Not only are the ever-growing, complex regulatory requirements a challenge for banks to traverse and comply with, but they could also be placing banks at an unfair disadvantage as more non-bank payment providers step into the payments space.

Indeed, non-bank service providers are not currently subject to the same level of scrutiny, capital constraints and reporting requirements as traditional payment providers, and can enjoy more freedom and flexibility in terms of focus, resources and methods of and capacity to innovate. However, it is believed that as their presence in the payments industry becomes more pronounced, non-bank providers will attract greater focus from central banks and regulators, leading to regulatory standards between banks and non-banks becoming more aligned.

Valuable propositions

The global payments evolution is already under way, presenting a host of challenges and opportunities. But if traditional payment providers are to thrive in the new payments landscape and leverage these opportunities, they must act now.

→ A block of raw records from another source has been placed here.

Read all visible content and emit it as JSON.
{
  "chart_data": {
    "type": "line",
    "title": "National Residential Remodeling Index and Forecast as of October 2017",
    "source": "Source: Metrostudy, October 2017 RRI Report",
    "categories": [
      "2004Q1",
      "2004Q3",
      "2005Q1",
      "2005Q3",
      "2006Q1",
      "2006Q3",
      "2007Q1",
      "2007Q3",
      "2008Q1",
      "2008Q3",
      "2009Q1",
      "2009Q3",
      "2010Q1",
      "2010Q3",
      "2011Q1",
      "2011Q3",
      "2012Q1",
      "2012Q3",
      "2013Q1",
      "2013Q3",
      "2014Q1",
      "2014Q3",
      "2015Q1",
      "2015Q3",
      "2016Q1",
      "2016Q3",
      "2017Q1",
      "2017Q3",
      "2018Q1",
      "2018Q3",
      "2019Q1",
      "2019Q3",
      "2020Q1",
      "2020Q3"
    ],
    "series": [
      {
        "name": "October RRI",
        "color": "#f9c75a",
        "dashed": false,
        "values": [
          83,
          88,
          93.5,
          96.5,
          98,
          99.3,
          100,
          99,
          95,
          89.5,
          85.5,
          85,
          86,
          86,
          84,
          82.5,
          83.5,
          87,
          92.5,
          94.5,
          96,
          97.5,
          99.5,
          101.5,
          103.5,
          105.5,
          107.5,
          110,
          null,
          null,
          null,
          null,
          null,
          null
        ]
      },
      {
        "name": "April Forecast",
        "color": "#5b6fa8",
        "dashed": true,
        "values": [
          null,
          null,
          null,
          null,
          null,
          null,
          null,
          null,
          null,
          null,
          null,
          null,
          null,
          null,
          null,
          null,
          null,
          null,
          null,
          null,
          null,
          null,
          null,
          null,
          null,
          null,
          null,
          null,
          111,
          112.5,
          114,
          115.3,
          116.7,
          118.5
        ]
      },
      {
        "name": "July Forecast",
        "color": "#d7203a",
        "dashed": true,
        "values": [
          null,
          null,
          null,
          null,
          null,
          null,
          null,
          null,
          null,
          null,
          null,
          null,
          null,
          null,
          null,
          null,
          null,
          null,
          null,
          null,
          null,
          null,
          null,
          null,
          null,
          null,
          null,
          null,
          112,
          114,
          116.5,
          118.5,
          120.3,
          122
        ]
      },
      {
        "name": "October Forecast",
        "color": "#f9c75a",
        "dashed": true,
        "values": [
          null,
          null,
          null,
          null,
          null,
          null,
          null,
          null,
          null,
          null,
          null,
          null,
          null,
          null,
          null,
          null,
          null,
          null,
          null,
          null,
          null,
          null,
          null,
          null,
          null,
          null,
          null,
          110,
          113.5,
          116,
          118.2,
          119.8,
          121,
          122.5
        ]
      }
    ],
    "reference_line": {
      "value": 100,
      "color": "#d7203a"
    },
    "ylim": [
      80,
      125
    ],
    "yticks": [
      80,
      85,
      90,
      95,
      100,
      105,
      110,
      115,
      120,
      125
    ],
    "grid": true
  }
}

First and foremost, it is essential that banks across the LAC region recognise and understand all the dynamics reshaping the payments universe, which will enable them to anticipate and react to changing market trends and client needs more effectively and efficiently.

New financial technology-friendly strategies will need to be adopted with value-added payment solutions that enhance the overall transaction experience — a key component of bank offerings. Indeed, driven by expectations trickling in from the retail space, Caribbean clients are increasingly expecting user-friendly, convenient solutions, so banks must pursue a truly client-centric approach that reacts to changing market developments.

Furthermore, with the payments landscape transforming so dramatically, with a rate of change that is only expected to increase, implementing a technology infrastructure that is flexible and able to adapt to the shifting environment will be a huge competitive advantage.

Finally, establishing strategic partnerships, both with non-bank market entrants and specialist global providers, can present a number of benefits. Indeed, sharing knowledge and experience, garnered from different sectors and industries, can be particularly advantageous with regard to enhancing end-users’ transaction experience and providing far greater value. Certainly, with the impact of technology innovation on the payments space, inevitably set to increase in the coming years, aligning with non-banks and technology providers alike will help to position local banks at the forefront of unfolding payment developments.

Today, those banks wishing to thrive in the payments landscape of the future will do so by developing value-added propositions and establishing strategic alliances with key players. While it cannot be predicted exactly how developments in the payments space will unfold, it is clear that strategies implemented now — strategies that actually enable further change — will be key to determining banks’ ability to outperform their rivals and to continue meeting ever-evolving client needs.

Jean-Pierre St Victor is managing director and head of sales & relationship management for Bermuda & the Caribbean, BNY Mellon Treasury Services. However, the views expressed herein are those of the author only and may not reflect the views of BNY Mellon. This does not constitute treasury services advice, or any other business or legal advice, and it should not be relied upon as such.